7. Required artifacts
| Artifact | Why it matters |
|---|---|
| Dialect reference | Makes operations, types, attributes, and invariants inspectable |
| Pipeline diagram | Shows how abstraction is progressively lowered |
| Before/after IR snapshots | Lets reviewers audit transformations |
| Verifier tests | Proves invalid programs fail early |
| Rewrite tests | Proves canonicalization is deterministic |
| Toolchain lock | Prevents LLVM version drift from making the project unreproducible |
| Upgrade note | Explains what changed when MLIR APIs moved |
8. Common failure modes
- Starting with GPU lowering. Build a CPU/textual pipeline first; GPU makes every mistake harder.
- No verifier. Invalid IR should fail at the dialect boundary.
- Too many operations. Four well-tested ops beat twenty shallow ones.
- Only screenshot evidence. Compiler infrastructure needs commands and FileCheck tests.
- Version drift. MLIR changes quickly; pin versions and record exact commits.
- Confusing MLIR with LLVM IR. MLIR's value is multiple abstraction levels, not just another syntax for low-level code.
9. Portfolio framing
This should be framed as compiler infrastructure, not as a toy language alone.
Publish dialect reference, pipeline diagram, pass and rewrite tests, before/after IR examples, setup/version pinning, and upgrade notes if the LLVM version changes.

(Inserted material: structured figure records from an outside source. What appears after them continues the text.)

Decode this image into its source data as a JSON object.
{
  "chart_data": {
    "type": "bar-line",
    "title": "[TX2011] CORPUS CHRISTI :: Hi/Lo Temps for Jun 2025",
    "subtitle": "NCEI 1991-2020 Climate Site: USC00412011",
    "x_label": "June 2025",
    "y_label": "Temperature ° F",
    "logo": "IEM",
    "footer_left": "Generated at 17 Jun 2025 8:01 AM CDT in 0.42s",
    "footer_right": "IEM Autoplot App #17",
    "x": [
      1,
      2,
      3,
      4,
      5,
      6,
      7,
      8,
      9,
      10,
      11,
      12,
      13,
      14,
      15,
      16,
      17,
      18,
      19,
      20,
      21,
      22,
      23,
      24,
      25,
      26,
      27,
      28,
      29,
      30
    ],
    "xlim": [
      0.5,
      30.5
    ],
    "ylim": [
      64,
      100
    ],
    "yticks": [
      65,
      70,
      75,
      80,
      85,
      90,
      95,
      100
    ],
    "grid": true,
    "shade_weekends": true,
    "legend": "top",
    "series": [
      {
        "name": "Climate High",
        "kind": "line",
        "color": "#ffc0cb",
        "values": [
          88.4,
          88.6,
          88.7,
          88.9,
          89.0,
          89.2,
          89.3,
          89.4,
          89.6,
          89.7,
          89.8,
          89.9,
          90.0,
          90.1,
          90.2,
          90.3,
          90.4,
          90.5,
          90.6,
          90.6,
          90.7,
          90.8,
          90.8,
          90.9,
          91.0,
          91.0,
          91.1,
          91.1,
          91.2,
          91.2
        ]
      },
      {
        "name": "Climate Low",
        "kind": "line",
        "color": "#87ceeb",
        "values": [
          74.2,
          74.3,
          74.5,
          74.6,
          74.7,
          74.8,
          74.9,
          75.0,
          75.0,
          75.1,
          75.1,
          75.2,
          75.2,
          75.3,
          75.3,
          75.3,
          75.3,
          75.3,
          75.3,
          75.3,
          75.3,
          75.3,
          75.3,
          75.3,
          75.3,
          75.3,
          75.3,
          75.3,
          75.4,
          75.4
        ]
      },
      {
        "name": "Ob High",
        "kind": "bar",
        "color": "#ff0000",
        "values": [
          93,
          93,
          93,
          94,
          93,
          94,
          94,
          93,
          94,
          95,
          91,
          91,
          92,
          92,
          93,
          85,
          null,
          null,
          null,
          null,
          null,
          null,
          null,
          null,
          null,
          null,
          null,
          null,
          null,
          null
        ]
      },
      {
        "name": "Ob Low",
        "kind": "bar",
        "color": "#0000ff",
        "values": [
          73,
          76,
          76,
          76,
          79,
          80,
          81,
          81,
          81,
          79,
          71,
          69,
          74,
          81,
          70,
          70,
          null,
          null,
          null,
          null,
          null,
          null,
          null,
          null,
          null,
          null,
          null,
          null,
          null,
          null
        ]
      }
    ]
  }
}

Reviewer entry point: README -> dialect definition -> pass pipeline -> FileCheck tests -> end-to-end sample.
10. Deep project spec
Project contract
Build a small MLIR pipeline for a tiny tensor or arithmetic language. The project must define the source language or builder input, custom dialect scope, operations/types, verifier rules, pass pipeline, lowering targets, test strategy, and pinned LLVM/MLIR version. It is acceptable to stop at textual MLIR plus lowering to standard dialects if the pipeline is clear and testable.
Source-backed reading map
| Source ID | Use for | Required output |
|---|---|---|
build-your-own/mlir-oren-davis | MLIR concepts, dialects, operations, passes, lowering, bufferization, AI/compiler pipelines | pinned toolchain, dialect spec, pass tests |
Milestone map
| Milestone | Deliverable | Tests | Failure case |
|---|---|---|---|
| Toolchain | pinned build/devcontainer | mlir-opt smoke test | version mismatch note |
| Input language | parser or builder | input-to-MLIR fixture | invalid input rejected |
| Dialect | ops, types, parser/printer | round-trip textual MLIR | verifier catches bad op |
| Rewrite pass | canonicalization/lowering | FileCheck fixtures | illegal rewrite rejected |
| Lowering | path to standard/LLVM dialect | pipeline golden output | unsupported op remains visible |
| Execution/demo | interpreter/JIT/translated output if feasible | end-to-end smoke test | unsupported backend documented |
Test matrix
| Test type | Required examples |
|---|---|
| Golden | textual MLIR before/after each pass |
| Verifier | invalid ops fail with helpful diagnostics |
| Pass | mlir-opt plus FileCheck fixtures |
| Pipeline | one command runs all passes in order |
| Reproducibility | exact LLVM/MLIR commit or release pinned |
Design notes required
dialect.md: operations, types, attributes, regions, invariants.pipeline.md: pass order and why each abstraction level exists.toolchain.md: pinned version, build command, known API drift.
Portfolio evidence
Publish the dialect spec, MLIR before/after examples, pass tests, pinned setup, and a short explanation of why MLIR was useful compared with direct LLVM IR.
Source
This project is based on the local MASTERING MLIR chunks and belongs after the basic interpreter/compiler projects.